Taylor Cotten (360) 902-2505; Jason Wettstein (360) 704-0258
OLYMPIA – Biologists at the Washington Department of Fish and Wildlife (WDFW) estimate that recent wildfires have burned tens of thousands of acres of Eastern Washington Sage-grouse habitat adding to the reasons that the department is recommending endangered status for Sage-grouse in Washington through its periodic status review processes.
Such reviews periodically assess the status of protected species and recommend status changes if warranted. The designation change from threatened to endangered would increase current levels of protection to promote the survival of Sage-grouse in the state.
Habitat loss is the single greatest threat to Greater Sage-grouse and is exacerbated by the immediate threat of wildfire. While WDFW staff may not know the full impacts to grouse populations until spring, they estimate that recent wildfires may reduce the number of threatened Greater Sage-grouse by 30- to 70 percent bringing the statewide population dangerously low.
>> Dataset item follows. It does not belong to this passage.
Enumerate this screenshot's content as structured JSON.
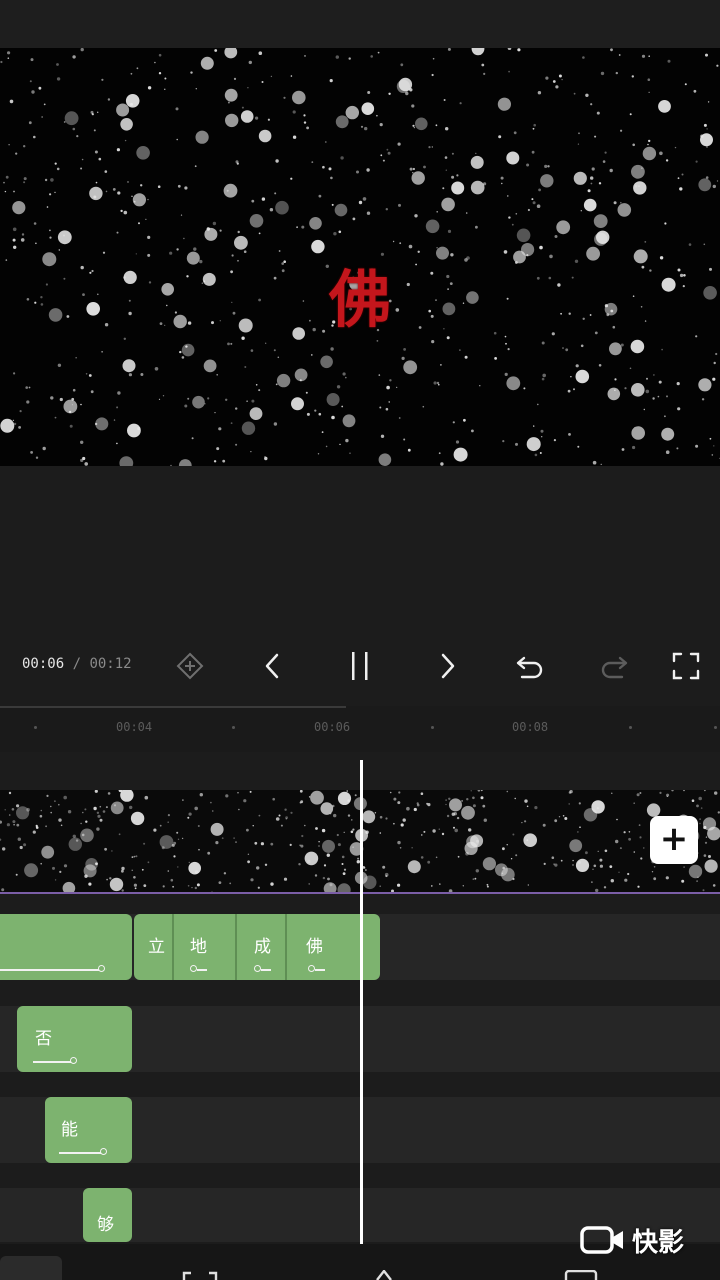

“The fires have caused a devastating setback to recovery of Sage-grouse populations in eastern Washington,” said Mike Livingston, south central regional director with the agency. “Vast acreages of Shrub-steppe habitat just burned, and surviving birds are more vulnerable to predators and winter conditions,” he adds.
The draft periodic status review for Greater Sage-grouse is available for review at WDFW’s species status review webpage. The public can provide comments on the draft document for the next 90 days, the time period required by Washington Administrative Code, through December 30, 2020.
Written comments on the review and recommendation can be submitted via email to TandEpubliccom@dfw.wa.gov or by mail to Taylor Cotten, Washington Department of Fish and Wildlife, P.O. Box 43141, Olympia, WA 98504-3200.
WDFW is the state agency tasked with preserving, protecting and perpetuating fish, wildlife and ecosystems, while providing sustainable fishing, hunting and other outdoor recreation opportunities. The agency works to keep common species common and restore species of greatest conservation need.